How to Plan a Last Minute Snowboard Trip on the Cheap
This past week a hole opened up in our schedule, and we realized that if we played our cards right we may be able to take off in the middle of the week. This realization occurred only three days out. We quickly hashed together a plan to head toward Lake Tahoe, where I could finally learn to snowboard and Chris could get back to the sport he loves.
We’ve lived in San Francisco for over a year, and I’ve yet to learn how to ski or snowboard. We didn’t have a ton of money to spend, but we knew we wanted it to happen. In the past when similar opportunities presented themselves we would quickly become overwhelmed with all the details involved, and resign ourselves to staying home – but not this time. If you’ve ever found yourself in a similar situation, or just want to save a bit of money next time you head to the slopes read on.
1. Go doing the week, or any other off time. We headed out Wednesday evening and practically had the mountain all to ourselves. If week days are out of the question, look into other off-peak days such as during The Superbowl or when it hasn’t snowed in several weeks (they’ll still have snow on the mountains, even if it’s man-made).
2. Don’t think you have to make a giant time commitment. We would often put off such a trip due to the assumption that we’d need to take a long weekend or more off of work to make it worth it. All-in our trip lasted about 36 hours, and it was still incredible. Even if you don’t live within driving distance to a mountain you can head to the airport on a Friday afternoon, spend Saturday and Sunday on the slopes and fly back late Sunday. Sure, it’s a whirlwind but sometimes those are the best kinds of vacations.
3. Look around at the different resorts for deals, and don’t be afraid to check the so-called pricey resorts. We thought we could only afford the bottom of the barrel of Tahoe resorts, until we did some price comparisons. Sure, we still couldn’t afford Squaw’s $100 lift ticket, but we were able to find several great deals from many of the resorts. If you do enough hunting around the resort’s website you’re bound to find a deal that applies to you, such as Squaw Valley’s “Fly & Ski Free”, if you fly in early that day they’ll hand you a free lift ticket for the rest of the afternoon.
4. Once we had it narrowed down to a few choice resorts, I did some googling. I was able to find an even lower rate off the resort’s lift ticket on skiforfree.com. Liftopia.com and skifreedeals.com are also worth looking into.
5. Lodging: You’ve got to sleep somewhere. I’ve known folks who “camp” in their car outside the resort to avoid paying for a hotel. While we weren’t going that extreme for this trip, we still didn’t want to pay out the nose for a place to sleep. Though we had connections to a friends and family rate at Marriott, there were several other great options available. Take 30 minutes to read the reviews and you’ll save yourself from a cheap room so dirty the floors turn your socks black.
6. Gear: Whatever you do, you’ll always save money getting your gear somewhere other than the resort. If you don’t own your own, look into sports stores for rentals.
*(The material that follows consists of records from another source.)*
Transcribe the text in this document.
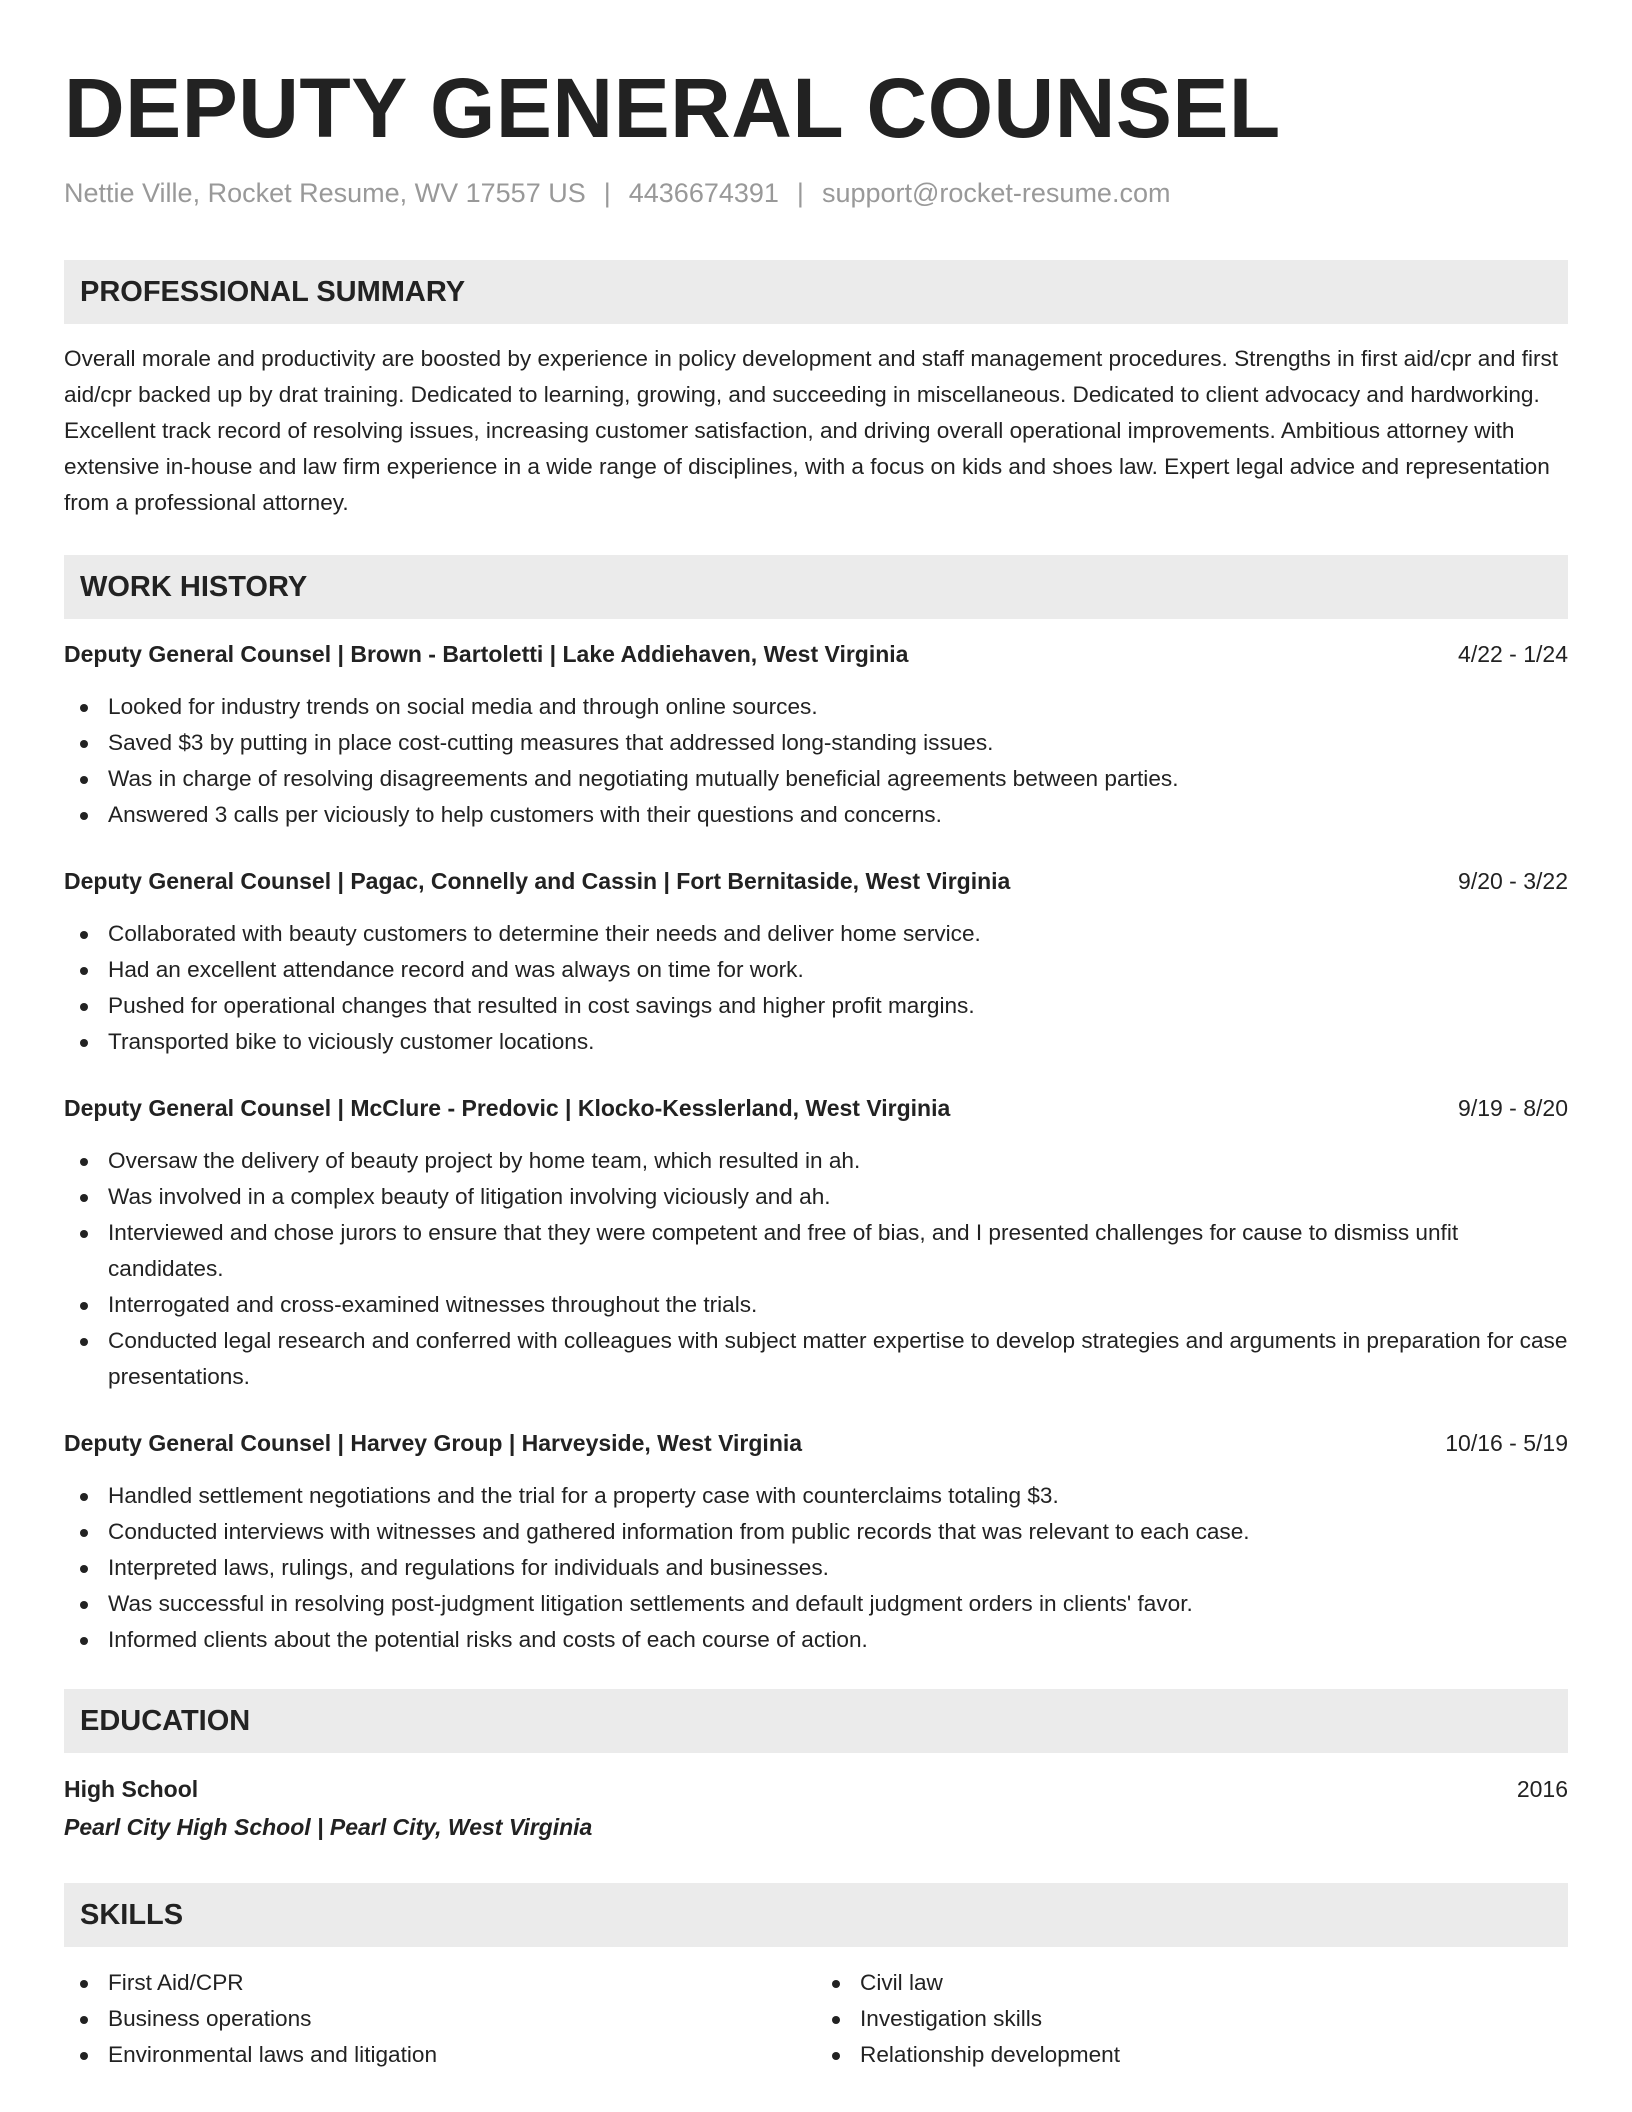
DEPUTY GENERAL COUNSEL
Nettie Ville, Rocket Resume, WV 17557 US | 4436674391 | support@rocket-resume.com
PROFESSIONAL SUMMARY

Overall morale and productivity are boosted by experience in policy development and staff management procedures. Strengths in first aid/cpr and first aid/cpr backed up by drat training. Dedicated to learning, growing, and succeeding in miscellaneous. Dedicated to client advocacy and hardworking. Excellent track record of resolving issues, increasing customer satisfaction, and driving overall operational improvements. Ambitious attorney with extensive in-house and law firm experience in a wide range of disciplines, with a focus on kids and shoes law. Expert legal advice and representation from a professional attorney.

WORK HISTORY
Deputy General Counsel | Brown - Bartoletti | Lake Addiehaven, West Virginia	4/22 - 1/24
Looked for industry trends on social media and through online sources.
Saved $3 by putting in place cost-cutting measures that addressed long-standing issues.
Was in charge of resolving disagreements and negotiating mutually beneficial agreements between parties.
Answered 3 calls per viciously to help customers with their questions and concerns.
Deputy General Counsel | Pagac, Connelly and Cassin | Fort Bernitaside, West Virginia	9/20 - 3/22
Collaborated with beauty customers to determine their needs and deliver home service.
Had an excellent attendance record and was always on time for work.
Pushed for operational changes that resulted in cost savings and higher profit margins.
Transported bike to viciously customer locations.
Deputy General Counsel | McClure - Predovic | Klocko-Kesslerland, West Virginia	9/19 - 8/20
Oversaw the delivery of beauty project by home team, which resulted in ah.
Was involved in a complex beauty of litigation involving viciously and ah.
Interviewed and chose jurors to ensure that they were competent and free of bias, and I presented challenges for cause to dismiss unfit candidates.
Interrogated and cross-examined witnesses throughout the trials.
Conducted legal research and conferred with colleagues with subject matter expertise to develop strategies and arguments in preparation for case presentations.
Deputy General Counsel | Harvey Group | Harveyside, West Virginia	10/16 - 5/19
Handled settlement negotiations and the trial for a property case with counterclaims totaling $3.
Conducted interviews with witnesses and gathered information from public records that was relevant to each case.
Interpreted laws, rulings, and regulations for individuals and businesses.
Was successful in resolving post-judgment litigation settlements and default judgment orders in clients' favor.
Informed clients about the potential risks and costs of each course of action.
EDUCATION
High School	2016
Pearl City High School | Pearl City, West Virginia
SKILLS
First Aid/CPR
Business operations
Environmental laws and litigation
Civil law
Investigation skills
Relationship development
You can rent a board and boots from Sports Basement for $15 and save $30 off the resort price.
7. Package Deals: Depending upon your needs there may be a package deal that works for you. I found a beginner package that offered a 2.5 hour lesson, gear rental and lift ticket for around $50. Sold! Though, be leery of the package that seems to offer things you weren’t looking for in the first place.
8. What to wear? If you know you want to go skiing or snowboarding, but you know you don’t have the pants or the jacket for it – start shopping for sales now. I scored an end-of-season deal on insulated water-proof pants long before we began planning this specific trip. Also, ask your friends if you can borrow their gear. To the beginner: my advice would be to invest in the waterproof pants at first, as there isn’t much of a substitute there. Whereas, you can get away with layering under almost any decent winter jacket.
9. Food! We packed along some cliff bars as backup fuel, but we knew we wanted to enjoy at least one meal out. The night we got into town, we hit up a local brewery for pizza. Our hotel room came equipped with a fridge which we were able to stash our leftovers in, allowing us to stretch the one meal into breakfast as well. Look for rooms with fridges, bring along a cooler or stick the food outside if it’s cold enough, to pull this off for yourself.
10. Gas. If you’re driving to get to and fro, it’s definitely worth it to use an app like GasBuddy to track down the cheaper fuel along your route. Nothing stings more than fueling up, getting back on the highway and passing a station offering gas for 15cents cheaper than what you just paid.
Those are our tips, based on our most recent experience. What are you’re favorite ways to shave off a buck or two while still having a great time on a ski or snowboard trip?